Зося молчит, ей хочется спать.
– Если о нас забудут и война пройдет мимо, тогда ты оценишь преимущества нашего городка, – говорит хозяин.
Окно открыто. Из леса рвется свежий ветер. На площади у костела распускаются клены. Но не всем так легко, как пани Зосе.
Например, советнику юстиции Кернеру. Он вспоминает множество слов, произнесенных им публично. Как опасно слово, от которого лишь одно мгновение колеблется воздух!

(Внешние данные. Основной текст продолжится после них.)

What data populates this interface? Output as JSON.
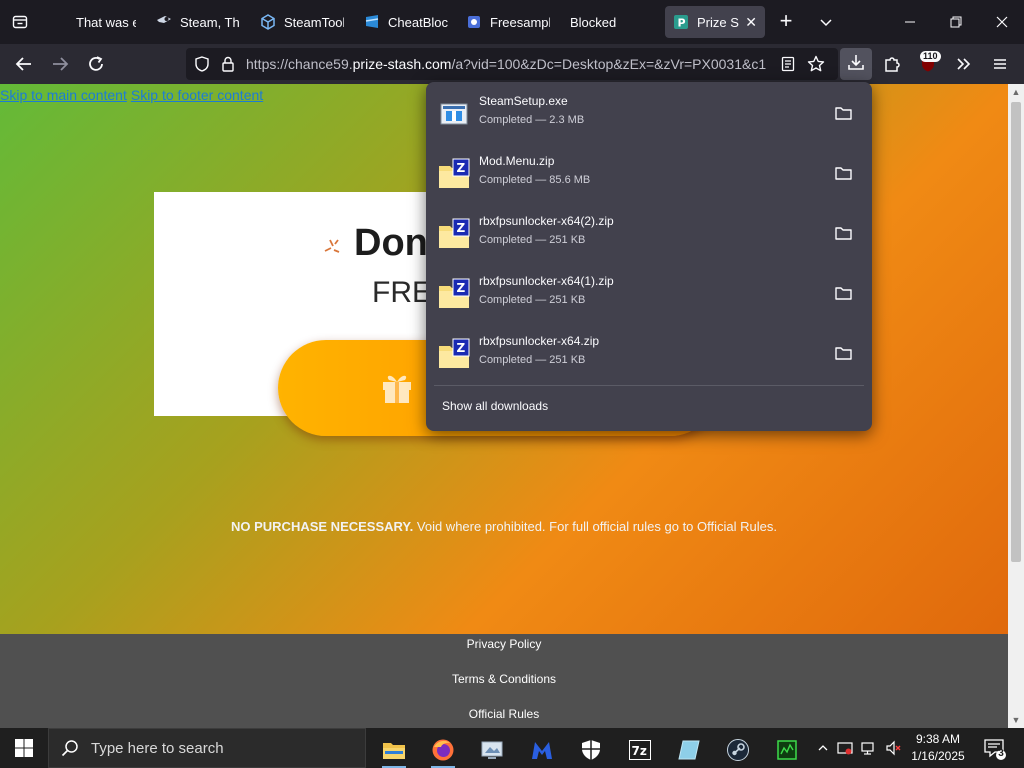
{
  "tabs": [
    {
      "label": "That was e",
      "icon": "none"
    },
    {
      "label": "Steam, The",
      "icon": "steam-icon"
    },
    {
      "label": "SteamTools",
      "icon": "cube-icon"
    },
    {
      "label": "CheatBlock",
      "icon": "cheatblock-icon"
    },
    {
      "label": "Freesample",
      "icon": "freesample-icon"
    },
    {
      "label": "Blocked",
      "icon": "none"
    },
    {
      "label": "Prize Sta",
      "icon": "prize-icon",
      "active": true
    }
  ],
  "nav": {
    "url_prefix": "https://chance59.",
    "url_domain": "prize-stash.com",
    "url_rest": "/a?vid=100&zDc=Desktop&zEx=&zVr=PX0031&c1",
    "extensions_badge": "110"
  },
  "page": {
    "skip_links": [
      "Skip to main content",
      "Skip to footer content"
    ],
    "card_title": "Don",
    "card_subtitle": "FREE",
    "disclaimer_bold": "NO PURCHASE NECESSARY.",
    "disclaimer_rest": " Void where prohibited. For full official rules go to Official Rules.",
    "footer_links": [
      "Privacy Policy",
      "Terms & Conditions",
      "Official Rules"
    ]
  },
  "downloads": {
    "items": [
      {
        "name": "SteamSetup.exe",
        "status": "Completed — 2.3 MB",
        "icon": "exe-icon"
      },
      {
        "name": "Mod.Menu.zip",
        "status": "Completed — 85.6 MB",
        "icon": "zip-icon"
      },
      {
        "name": "rbxfpsunlocker-x64(2).zip",
        "status": "Completed — 251 KB",
        "icon": "zip-icon"
      },
      {
        "name": "rbxfpsunlocker-x64(1).zip",
        "status": "Completed — 251 KB",
        "icon": "zip-icon"
      },
      {
        "name": "rbxfpsunlocker-x64.zip",
        "status": "Completed — 251 KB",
        "icon": "zip-icon"
      }
    ],
    "show_all": "Show all downloads"
  },
  "taskbar": {
    "search_placeholder": "Type here to search",
    "time": "9:38 AM",
    "date": "1/16/2025",
    "notification_count": "3",
    "accent": "#7eb6e6"
  }
}
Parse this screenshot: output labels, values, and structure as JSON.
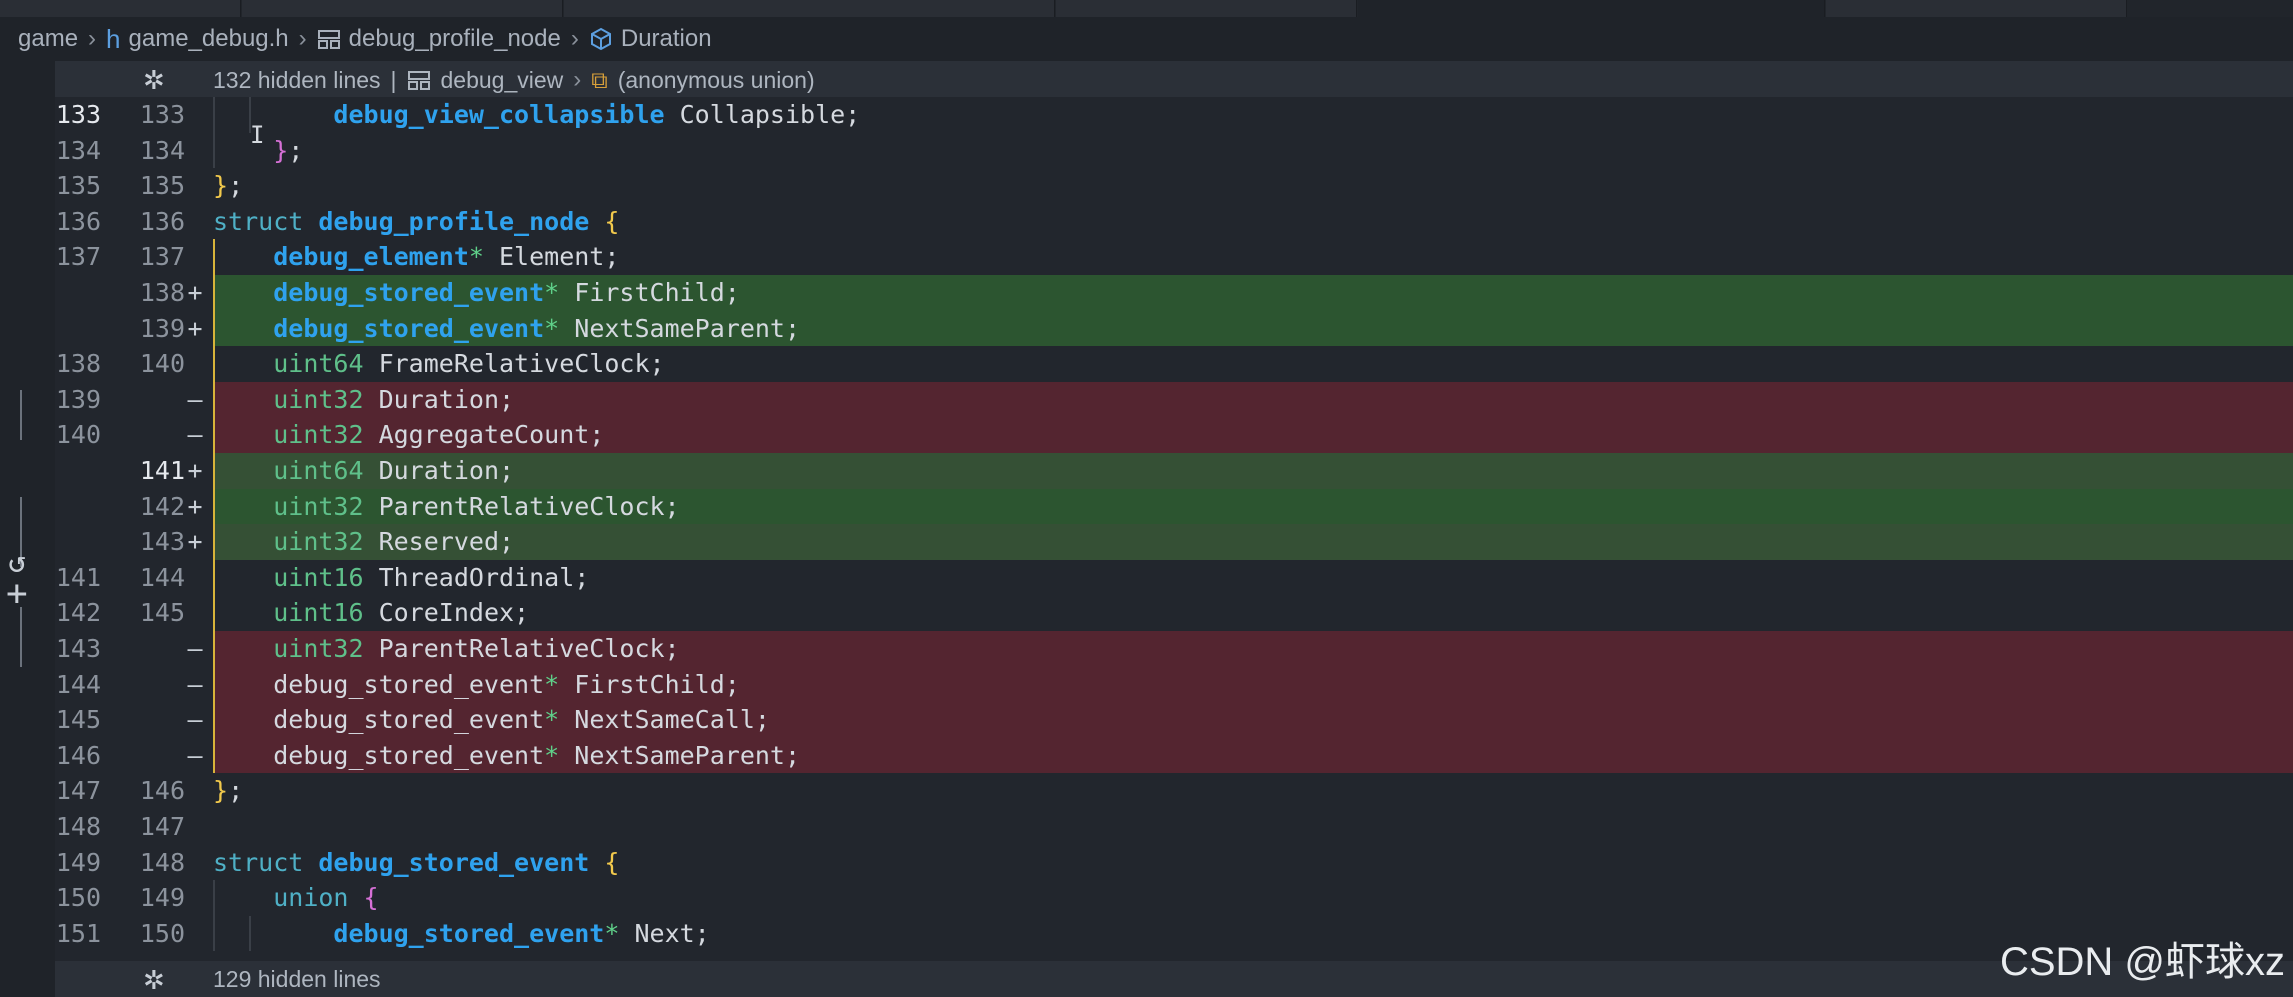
{
  "breadcrumb": {
    "items": [
      "game",
      "game_debug.h",
      "debug_profile_node",
      "Duration"
    ]
  },
  "hidden_top": {
    "label": "132 hidden lines",
    "crumbs": [
      "debug_view",
      "(anonymous union)"
    ]
  },
  "hidden_bottom": {
    "label": "129 hidden lines"
  },
  "watermark": "CSDN @虾球xz",
  "lines": [
    {
      "old": "133",
      "new": "133",
      "mark": "",
      "kind": "ctx",
      "text": "        debug_view_collapsible Collapsible;"
    },
    {
      "old": "134",
      "new": "134",
      "mark": "",
      "kind": "ctx",
      "text": "    };"
    },
    {
      "old": "135",
      "new": "135",
      "mark": "",
      "kind": "ctx",
      "text": "};"
    },
    {
      "old": "136",
      "new": "136",
      "mark": "",
      "kind": "ctx",
      "text": "struct debug_profile_node {"
    },
    {
      "old": "137",
      "new": "137",
      "mark": "",
      "kind": "ctx",
      "text": "    debug_element* Element;"
    },
    {
      "old": "",
      "new": "138",
      "mark": "+",
      "kind": "add",
      "text": "    debug_stored_event* FirstChild;"
    },
    {
      "old": "",
      "new": "139",
      "mark": "+",
      "kind": "add",
      "text": "    debug_stored_event* NextSameParent;"
    },
    {
      "old": "138",
      "new": "140",
      "mark": "",
      "kind": "ctx",
      "text": "    uint64 FrameRelativeClock;"
    },
    {
      "old": "139",
      "new": "",
      "mark": "—",
      "kind": "rem",
      "text": "    uint32 Duration;"
    },
    {
      "old": "140",
      "new": "",
      "mark": "—",
      "kind": "rem",
      "text": "    uint32 AggregateCount;"
    },
    {
      "old": "",
      "new": "141",
      "mark": "+",
      "kind": "addmod",
      "text": "    uint64 Duration;"
    },
    {
      "old": "",
      "new": "142",
      "mark": "+",
      "kind": "add",
      "text": "    uint32 ParentRelativeClock;"
    },
    {
      "old": "",
      "new": "143",
      "mark": "+",
      "kind": "addmod",
      "text": "    uint32 Reserved;"
    },
    {
      "old": "141",
      "new": "144",
      "mark": "",
      "kind": "ctx",
      "text": "    uint16 ThreadOrdinal;"
    },
    {
      "old": "142",
      "new": "145",
      "mark": "",
      "kind": "ctx",
      "text": "    uint16 CoreIndex;"
    },
    {
      "old": "143",
      "new": "",
      "mark": "—",
      "kind": "rem",
      "text": "    uint32 ParentRelativeClock;"
    },
    {
      "old": "144",
      "new": "",
      "mark": "—",
      "kind": "rem",
      "text": "    debug_stored_event* FirstChild;"
    },
    {
      "old": "145",
      "new": "",
      "mark": "—",
      "kind": "rem",
      "text": "    debug_stored_event* NextSameCall;"
    },
    {
      "old": "146",
      "new": "",
      "mark": "—",
      "kind": "rem",
      "text": "    debug_stored_event* NextSameParent;"
    },
    {
      "old": "147",
      "new": "146",
      "mark": "",
      "kind": "ctx",
      "text": "};"
    },
    {
      "old": "148",
      "new": "147",
      "mark": "",
      "kind": "ctx",
      "text": ""
    },
    {
      "old": "149",
      "new": "148",
      "mark": "",
      "kind": "ctx",
      "text": "struct debug_stored_event {"
    },
    {
      "old": "150",
      "new": "149",
      "mark": "",
      "kind": "ctx",
      "text": "    union {"
    },
    {
      "old": "151",
      "new": "150",
      "mark": "",
      "kind": "ctx",
      "text": "        debug_stored_event* Next;"
    }
  ]
}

Советнику юстиции Кернеру не хочется оставаться в городке, когда покинет его бравый гарнизон. Да, у него нет доверия к польскому населению. Что, если оно само распорядится судьбой юстиции советника?
В сарае автомобиль с запасной канистрой бензина. Юстиции советник собирается в дорогу, но куда ехать? Куда уехать юстиции советнику Кернеру? И все же он выезжает еще в темноте. У него пропуск для ночных разъездов.
За городом он встречает Франека, но не замечает его. Никто не обратит внимания на мальчишку. К тому же Франек знает, что до сада пана ксендза можно добраться огородами.
Дед Явор послал его в опасное путешествие, чтобы переправить троих русских. У пана ксендза отличное знакомство среди людей из леса. Он многое может, пан ксендз.
Франек прячется за дерево от черной машины, вылетающей на дорогу, пробирается задворками и тихонько царапается у черных дверей дома, увитого хмелем. Старуха служанка проводит его к ксендзу.
У Франека нехорошо на душе. Он обманул пана ксендза, выпив молока с хлебом перед тем, как пойти на исповедь, а это большой грех. Теперь он грешен, и этого не поправишь до следующей исповеди. В смущении он входит к ксендзу, который знает всех своих прихожан и помнит грешника Франека. Но Франек набирается мужества: он пришел не за отпущением грехов, а по поводу тех троих, сидящих в погребе. И он довольно бойко обо всем рассказывает.
– Вот что, Франек, – говорит ксендз и гладит мальчика по голове, – передай деду, чтобы его гости зашли выпить стаканчик лимонаду к пани Зосе и спросили: «Нет ли у вас, пани Зося, вчерашнего кюммеля?» Она ответит: «Нет у меня никакого кюммеля», и тогда они могут поговорить о деле. Запомнил?
Франек кивает.
Городок в десяти километрах от дома дорожного мастера Явора, и мальчик добирается домой на рассвете.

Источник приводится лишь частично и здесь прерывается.